Closed Curtain proceeds for more than 20 minutes before another person graces the screen, the aforementioned Melika and her brother, Reza (Hadi Saeedi), interactions between the two, again, littered with meta-text. Discussions of suicide are especially heavy considering how much of a stand-in for Panahi Partovi’s character would appear to be; Melika’s question to him about why he is writing a script when it’s impossible for someone else to turn it into a film could just as well be Panahi’s own conscience speaking to him.

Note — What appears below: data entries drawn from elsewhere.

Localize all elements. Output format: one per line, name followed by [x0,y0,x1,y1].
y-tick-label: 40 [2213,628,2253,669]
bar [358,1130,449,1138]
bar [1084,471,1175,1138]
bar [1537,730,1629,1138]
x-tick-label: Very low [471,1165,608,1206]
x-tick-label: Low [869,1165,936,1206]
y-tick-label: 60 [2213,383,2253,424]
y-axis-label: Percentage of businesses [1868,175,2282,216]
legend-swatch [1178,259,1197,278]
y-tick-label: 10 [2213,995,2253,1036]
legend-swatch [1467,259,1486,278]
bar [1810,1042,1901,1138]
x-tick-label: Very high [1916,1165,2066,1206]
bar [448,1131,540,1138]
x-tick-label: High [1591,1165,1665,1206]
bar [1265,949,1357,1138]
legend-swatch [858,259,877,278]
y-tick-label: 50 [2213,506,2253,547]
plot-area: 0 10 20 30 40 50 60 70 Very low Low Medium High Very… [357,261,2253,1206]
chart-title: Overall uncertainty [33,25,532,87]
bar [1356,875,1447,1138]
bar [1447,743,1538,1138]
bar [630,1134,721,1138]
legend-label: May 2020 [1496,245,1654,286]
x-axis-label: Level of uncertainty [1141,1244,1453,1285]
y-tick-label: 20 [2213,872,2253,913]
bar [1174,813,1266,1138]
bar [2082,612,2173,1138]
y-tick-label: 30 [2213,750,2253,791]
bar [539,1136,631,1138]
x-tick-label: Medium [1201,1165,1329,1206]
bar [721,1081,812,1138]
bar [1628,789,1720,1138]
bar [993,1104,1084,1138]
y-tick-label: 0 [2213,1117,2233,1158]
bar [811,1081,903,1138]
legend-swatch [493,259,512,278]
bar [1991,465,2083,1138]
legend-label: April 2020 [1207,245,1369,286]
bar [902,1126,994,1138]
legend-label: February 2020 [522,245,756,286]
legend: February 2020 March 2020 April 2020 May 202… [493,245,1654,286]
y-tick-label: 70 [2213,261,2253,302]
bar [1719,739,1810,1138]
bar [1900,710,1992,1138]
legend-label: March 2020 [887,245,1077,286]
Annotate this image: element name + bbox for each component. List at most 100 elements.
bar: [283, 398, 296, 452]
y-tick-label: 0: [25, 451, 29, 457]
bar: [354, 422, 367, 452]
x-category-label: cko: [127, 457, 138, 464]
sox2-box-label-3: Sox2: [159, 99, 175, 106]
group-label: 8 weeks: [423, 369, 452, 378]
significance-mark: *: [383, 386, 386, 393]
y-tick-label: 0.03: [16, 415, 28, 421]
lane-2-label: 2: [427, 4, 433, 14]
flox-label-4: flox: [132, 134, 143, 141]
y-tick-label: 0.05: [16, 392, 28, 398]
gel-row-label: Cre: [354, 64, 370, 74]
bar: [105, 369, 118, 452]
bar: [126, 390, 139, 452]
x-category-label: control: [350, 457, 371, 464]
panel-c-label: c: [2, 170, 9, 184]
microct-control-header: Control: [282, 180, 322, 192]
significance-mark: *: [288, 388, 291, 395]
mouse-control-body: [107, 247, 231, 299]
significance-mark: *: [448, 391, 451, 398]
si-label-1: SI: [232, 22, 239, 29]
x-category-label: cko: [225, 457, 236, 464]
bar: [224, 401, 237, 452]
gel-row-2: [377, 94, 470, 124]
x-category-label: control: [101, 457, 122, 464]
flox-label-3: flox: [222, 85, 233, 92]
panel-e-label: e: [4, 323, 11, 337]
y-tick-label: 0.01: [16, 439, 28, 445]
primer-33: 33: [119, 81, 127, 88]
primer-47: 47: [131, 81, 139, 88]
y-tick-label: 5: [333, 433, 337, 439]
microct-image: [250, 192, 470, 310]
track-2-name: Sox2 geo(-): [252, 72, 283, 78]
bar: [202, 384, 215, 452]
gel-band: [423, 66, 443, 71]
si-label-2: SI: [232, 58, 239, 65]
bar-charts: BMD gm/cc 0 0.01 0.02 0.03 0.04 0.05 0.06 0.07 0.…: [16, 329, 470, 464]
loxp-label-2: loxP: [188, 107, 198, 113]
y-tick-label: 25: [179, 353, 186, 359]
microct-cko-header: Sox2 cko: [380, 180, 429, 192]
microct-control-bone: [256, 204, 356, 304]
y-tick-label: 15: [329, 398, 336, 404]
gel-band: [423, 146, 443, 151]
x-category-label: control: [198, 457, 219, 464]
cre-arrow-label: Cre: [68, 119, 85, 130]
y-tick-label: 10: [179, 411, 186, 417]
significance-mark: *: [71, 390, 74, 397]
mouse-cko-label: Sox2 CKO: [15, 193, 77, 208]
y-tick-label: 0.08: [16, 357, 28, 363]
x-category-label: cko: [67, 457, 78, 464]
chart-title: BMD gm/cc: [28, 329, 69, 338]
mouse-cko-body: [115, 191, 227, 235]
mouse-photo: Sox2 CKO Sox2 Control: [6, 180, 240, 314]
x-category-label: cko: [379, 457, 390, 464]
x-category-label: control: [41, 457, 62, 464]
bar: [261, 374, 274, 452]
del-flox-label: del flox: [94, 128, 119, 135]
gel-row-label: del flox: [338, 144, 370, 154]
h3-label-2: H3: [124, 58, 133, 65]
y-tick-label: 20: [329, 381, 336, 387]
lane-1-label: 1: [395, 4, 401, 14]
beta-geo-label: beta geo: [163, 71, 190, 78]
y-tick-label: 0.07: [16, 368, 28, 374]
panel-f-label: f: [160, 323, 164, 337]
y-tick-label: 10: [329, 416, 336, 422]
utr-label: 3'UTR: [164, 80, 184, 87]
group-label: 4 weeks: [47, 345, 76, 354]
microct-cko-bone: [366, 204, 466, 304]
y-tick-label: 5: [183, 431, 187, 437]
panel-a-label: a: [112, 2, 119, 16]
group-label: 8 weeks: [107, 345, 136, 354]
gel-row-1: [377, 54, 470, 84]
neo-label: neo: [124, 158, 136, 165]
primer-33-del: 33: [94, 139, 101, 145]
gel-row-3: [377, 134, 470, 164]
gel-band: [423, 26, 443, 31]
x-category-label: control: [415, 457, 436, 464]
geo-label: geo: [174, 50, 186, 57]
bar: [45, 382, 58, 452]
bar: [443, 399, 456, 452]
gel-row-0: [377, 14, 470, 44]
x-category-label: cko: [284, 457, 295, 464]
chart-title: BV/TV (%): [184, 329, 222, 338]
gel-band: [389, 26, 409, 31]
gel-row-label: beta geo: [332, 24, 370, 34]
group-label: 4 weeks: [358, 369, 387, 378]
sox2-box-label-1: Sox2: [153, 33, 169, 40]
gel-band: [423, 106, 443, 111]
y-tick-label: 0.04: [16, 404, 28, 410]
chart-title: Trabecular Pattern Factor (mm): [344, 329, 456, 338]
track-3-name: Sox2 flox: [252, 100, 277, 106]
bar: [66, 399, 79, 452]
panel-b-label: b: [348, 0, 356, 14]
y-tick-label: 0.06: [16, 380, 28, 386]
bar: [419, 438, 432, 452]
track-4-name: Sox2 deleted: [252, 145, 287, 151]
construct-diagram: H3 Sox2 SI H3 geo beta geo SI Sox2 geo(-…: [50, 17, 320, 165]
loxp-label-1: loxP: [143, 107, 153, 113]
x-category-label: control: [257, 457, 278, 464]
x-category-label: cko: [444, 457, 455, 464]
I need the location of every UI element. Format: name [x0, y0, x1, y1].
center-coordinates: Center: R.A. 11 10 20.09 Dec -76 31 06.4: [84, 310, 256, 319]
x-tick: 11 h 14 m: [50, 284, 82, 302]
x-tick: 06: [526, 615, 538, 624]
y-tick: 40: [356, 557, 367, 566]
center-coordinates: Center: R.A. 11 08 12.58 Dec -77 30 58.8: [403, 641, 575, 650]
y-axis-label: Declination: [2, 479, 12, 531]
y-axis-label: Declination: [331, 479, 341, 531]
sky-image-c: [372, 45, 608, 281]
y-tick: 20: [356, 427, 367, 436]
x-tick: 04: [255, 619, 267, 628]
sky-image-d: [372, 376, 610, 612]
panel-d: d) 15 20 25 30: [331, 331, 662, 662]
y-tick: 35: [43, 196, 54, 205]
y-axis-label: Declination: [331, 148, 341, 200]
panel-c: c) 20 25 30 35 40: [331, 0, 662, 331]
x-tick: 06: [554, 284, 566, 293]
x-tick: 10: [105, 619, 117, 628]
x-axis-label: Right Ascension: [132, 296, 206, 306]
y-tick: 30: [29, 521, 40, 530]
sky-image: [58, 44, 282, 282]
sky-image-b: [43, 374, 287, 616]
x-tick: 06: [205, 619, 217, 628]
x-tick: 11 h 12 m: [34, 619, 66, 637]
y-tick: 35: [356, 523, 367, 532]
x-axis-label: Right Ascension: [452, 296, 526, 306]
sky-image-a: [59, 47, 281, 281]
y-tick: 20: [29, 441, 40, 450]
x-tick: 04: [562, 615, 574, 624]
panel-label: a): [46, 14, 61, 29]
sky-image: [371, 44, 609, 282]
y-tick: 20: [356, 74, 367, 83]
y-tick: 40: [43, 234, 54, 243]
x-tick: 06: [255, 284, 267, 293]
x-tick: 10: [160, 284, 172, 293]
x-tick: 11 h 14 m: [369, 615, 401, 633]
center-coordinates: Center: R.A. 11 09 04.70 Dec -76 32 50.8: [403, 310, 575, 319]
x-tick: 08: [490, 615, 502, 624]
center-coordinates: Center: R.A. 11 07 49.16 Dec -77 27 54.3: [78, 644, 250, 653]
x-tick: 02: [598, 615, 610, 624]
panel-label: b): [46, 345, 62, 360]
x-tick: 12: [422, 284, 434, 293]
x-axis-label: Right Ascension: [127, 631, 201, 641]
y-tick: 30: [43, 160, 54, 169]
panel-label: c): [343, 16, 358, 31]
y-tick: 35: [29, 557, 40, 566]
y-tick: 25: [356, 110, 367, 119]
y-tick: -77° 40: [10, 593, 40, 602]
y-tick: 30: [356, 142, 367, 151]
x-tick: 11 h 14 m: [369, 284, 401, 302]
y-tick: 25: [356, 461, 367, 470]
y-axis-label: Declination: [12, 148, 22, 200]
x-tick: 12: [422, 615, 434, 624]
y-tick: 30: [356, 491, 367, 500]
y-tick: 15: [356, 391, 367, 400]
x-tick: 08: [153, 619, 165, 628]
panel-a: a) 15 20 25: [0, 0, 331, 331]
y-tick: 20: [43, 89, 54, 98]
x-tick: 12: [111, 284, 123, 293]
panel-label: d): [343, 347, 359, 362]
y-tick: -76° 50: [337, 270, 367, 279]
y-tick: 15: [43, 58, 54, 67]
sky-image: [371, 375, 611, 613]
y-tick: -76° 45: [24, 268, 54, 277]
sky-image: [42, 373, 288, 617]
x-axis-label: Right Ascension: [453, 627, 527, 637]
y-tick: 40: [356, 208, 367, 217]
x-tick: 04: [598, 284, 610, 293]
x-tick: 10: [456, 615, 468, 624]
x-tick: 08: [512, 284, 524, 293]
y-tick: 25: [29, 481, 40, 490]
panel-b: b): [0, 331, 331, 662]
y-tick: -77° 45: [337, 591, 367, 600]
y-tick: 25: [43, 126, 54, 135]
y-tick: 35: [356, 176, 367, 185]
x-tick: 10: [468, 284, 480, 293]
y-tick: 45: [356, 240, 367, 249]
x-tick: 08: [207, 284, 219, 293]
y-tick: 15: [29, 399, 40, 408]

But then Closed Curtain begins to venture toward an altogether stranger place. The Writer tries to replicate the events that led these refugees into his house — a mystery, as he swears he shut the door — and records it on his phone. Then Melika reappears, tears down the black curtains that keep authorities from looking in, and Panahi himself walks into the frame and begins to admire the posters of his own films that decorate the walls before covering them up again. Near the conclusion, Panahi watches The Writer’s phone recording of the recreation of the events that let the refugees in, and this time we get to see the film itself being made, as if Panahi were making that film and decided to turn the camera on himself again.

That’s exactly what must have happened: The Writer and Melika were just Panahi’s characters. Suddenly, the discussion about whether Reza was Melika’s brother or husband click into place, revealing themselves as a representation of how Panahi is trying to fill in the details of his story. Melika drowns herself, but she still creeps into the film as Panahi is unable to free his mind of his uncreated characters. That Panahi becomes the main character when the curtains are pulled down and the windows break seems to represent the intrusion and fright of reality — Panahi cannot legally make this film, and one of the men who fix the window bluntly states that he’s afraid to take a picture with him due to potential legal consequences. Melika tells The Writer that “you can’t steal reality,” explaining why the burglar’s did not take anything, but what they can steal is security and comfort, and the fact that the curtains are down and the windows are broken means that things aren’t as safe as they used to be.

Closed Curtain may get caught up in its personal statement, but intimacy is matched by density. The curtains are what keep Panahi safe, but it’s only when they’re torn down that he can see what the outside world brings. It takes a movie character to bring those down, meaning that it’s the very act of making Closed Curtain that allows Panahi a taste of the exteriors that his camera can fixate on but never enter. It’s also the act of making Closed Curtain that lends him visibility to the “reality” that could break in on him at any moment. That Melika and Reza, ostensibly movie characters, enter through the door that The Writer did not properly shut reinforces the metaphor that Panahi’s characters cannot be shut out; indeed, whenever The Writer thinks they have left, they are suddenly in the apartment again. One is the believer, the half of Panahi that keeps going, while the other is the skeptic, the other one telling him to give up. That they both are presented as characters tells us who wins.

With its auto-critique and self-referential aesthetics, Closed Curtain attempts to cure an inability to connect with the outside world precisely by recognizing that problem. As an examination of the shifting faces of doubt and bravery against political oppression, a meditation on filmmaking, and a chronicle that is at once universal and intimate, film, as an expression, has never felt so important.

Closed Curtain is currently screening at the Seattle International Film Festival.